Org Chart
Chairwoman/Founder
Yeah, she owns this shit.
CEO Chief Executive Officer
This is your boss.
COO Chief Operational Officer
This is also your boss, and the one who knows how the logistics chain works.
CCO Chief Creative Officer
The CCO is your boss, but only if you use a Mac, know photoshop, and don’t have to wear a tie to work.
CTO Chief Technology Officer
The CTO is not your boss, but you wish she was.
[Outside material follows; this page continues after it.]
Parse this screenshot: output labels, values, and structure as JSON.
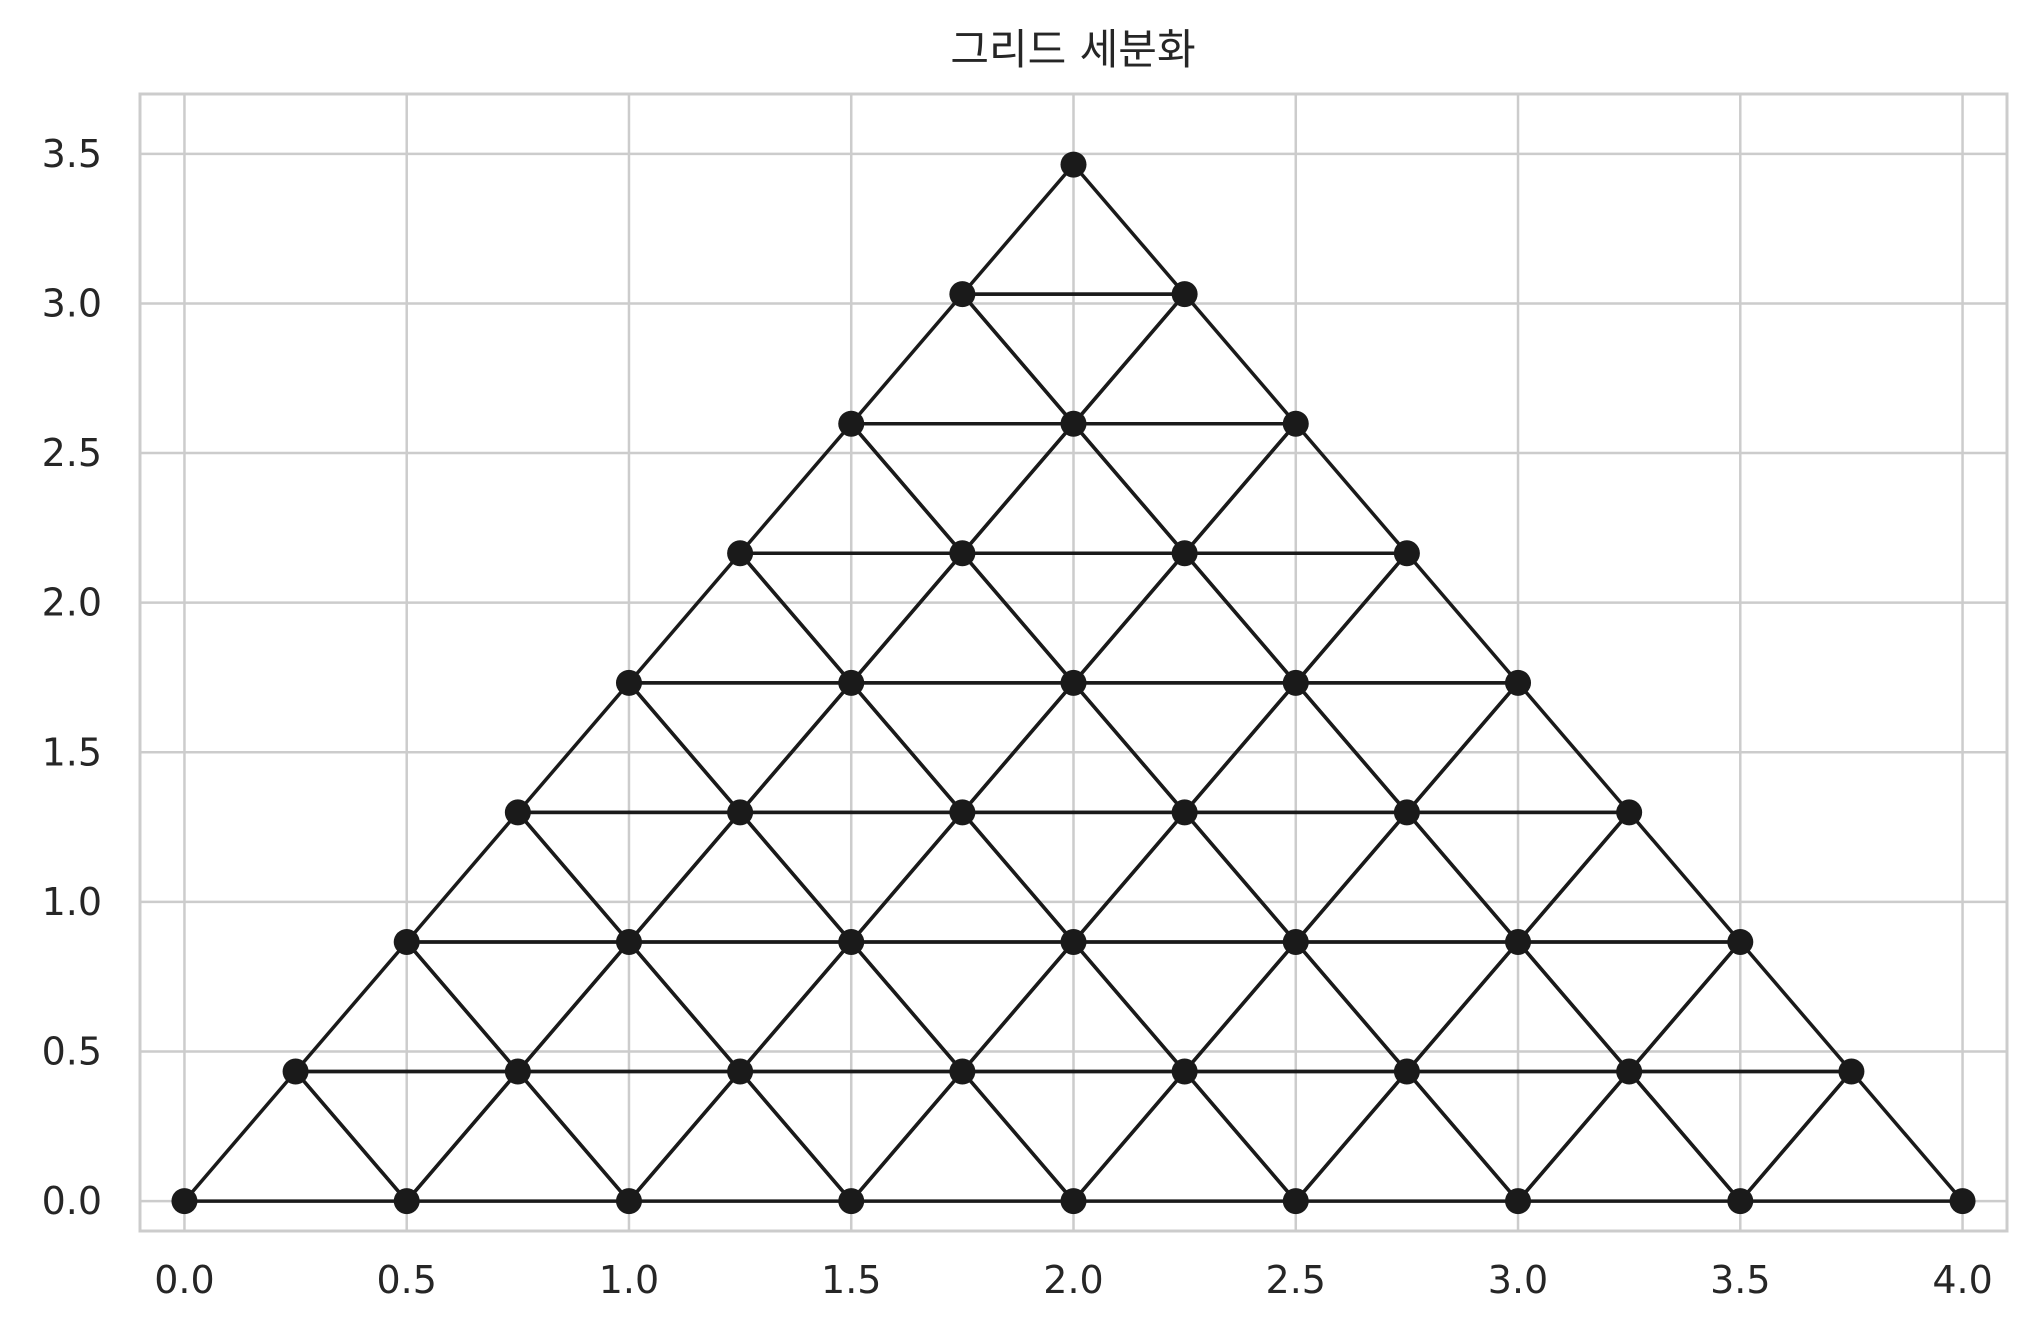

They get to play with all the cool stuff down there – well, until it breaks, and then it’s hell-on-18-wheels for 60 straight hours until you finally get it fixed.
CFO Chief Financial Officer
From the day you are first hired your goal is to get some kind of dirt on the CFO so you can claim Hawaiian vacations and Vegas junkets as fully-refundable “vitally important conferences on the future viability of our industry”. Also: the CFO is probably the only one who knows which side to bet on in the eventual IPO or sale of the company. *Do Not Cross*
General Counsel or CLO Chief Legal Officer
weasel.
Senior Vice Presidents
Used to be your boss, but they got a new title and a pay raise and now they seemingly don’t do squat anymore except drop into your department twice a year, are present at endless meetings at corporate, and [if you’re lucky and blackmailing your CFO] you’ll run into them at those Hawaii and Vegas conferences.
VP of [insert geographic region, business segment, core operational function, or Special Strategic Project]
Your Boss. It’s not that work gets done at this level, but this is where the reports are generated that describe the work that is being done. *note: the reports are actually researched and written by plebes much further down, but the VP’s office is where they are ‘generated’
Junior Vice President
ignorable. That said: if they offer you this job, step over the rapidly-cooling corpses of your peers to take it, as it’s a nice paycheck, cushy office, little responsibility, and easily delegatable duties and assignments. Just remember: when the stock takes a nosedive and corporate is looking at layoffs, yours is the only name on the list.
Spokesman, Media Liason, Corporate Communications Director, SVP for Communications and Public Affairs, et al.
The job title varies depending on how long one stays in the role and how good you’ve been at it, but it’s all the same: Mouthpiece. Damage Control. Shaping and Spinning the Message. Often this is just some JVP who has to write boring (intentionally boring, bonus if it can also be misleading and obfuscatory) press releases, but this one junior flack often has more influence on the daily stock price than anyone except the Chairman/Founder/CEO.
Regional Directors, District Offices, “Field” Management, Corporate Trainers & “Regional Training Managers”
oh god. For those of you working in corporations that have this many levels of management hanging over your head: oh god, I’m so sorry you poor, dumb bastard.
Branch Management & Store Managers
Well, this is where the work gets done and the money is actually made: Responsible for everything – but unable to change anything.
Department Manager [store level]
enjoy that extra $1 an hour.
employee
SO: all this corporate baggage and “strategery” and “long term” and reports and graphs and power point presentations mean exactly jack.
No matter how much you think SVPs and VPs and JVPs and RMs and DMs and corporate initiatives and “sales focus” and contests and merchandising updates and stock re-lays and new products and ALL THAT CRAP matters
…it comes down to your lowest-level smallest-cog front-line employee.
Is this person a full-time employee with appropriate product knowledge, a generally engaging demeanor, and both the experience and training to handle your day-to-day business — or, just-kind-of-imagining-a-worst-case-scenario here — has the company’s endless quest to “control costs” meant that your primary customer interface is now a student working part time (with no hope of promotion, or of ever going full-time with benefits) who just wants to get through the damn 6pm-11pm shift and go home so they can [study/get drunk/get laid/sleep/get back to coding that app that’s going to be a 7-figure IPO/blog/do laundry/pick-any-three]?
*special shout-out and congrats to those of you who parsed that last sentence: you’re my peeps.
Please remember, corporate America: To the vast majority of the public you are nothing – the corporation is often invisible unless it happens to share a name with the brand. Your Whole Company is in the hands of a part-timer earning minimum wage – and this poor sod is as invested in your success as you are invested in them.
That is to say: the outlook isn’t good. Much of corporate America is so very, very fucking lucky Unions are out-of-vogue and largely impotent, because there hasn’t been this strong of a catalyst for unions since 1880.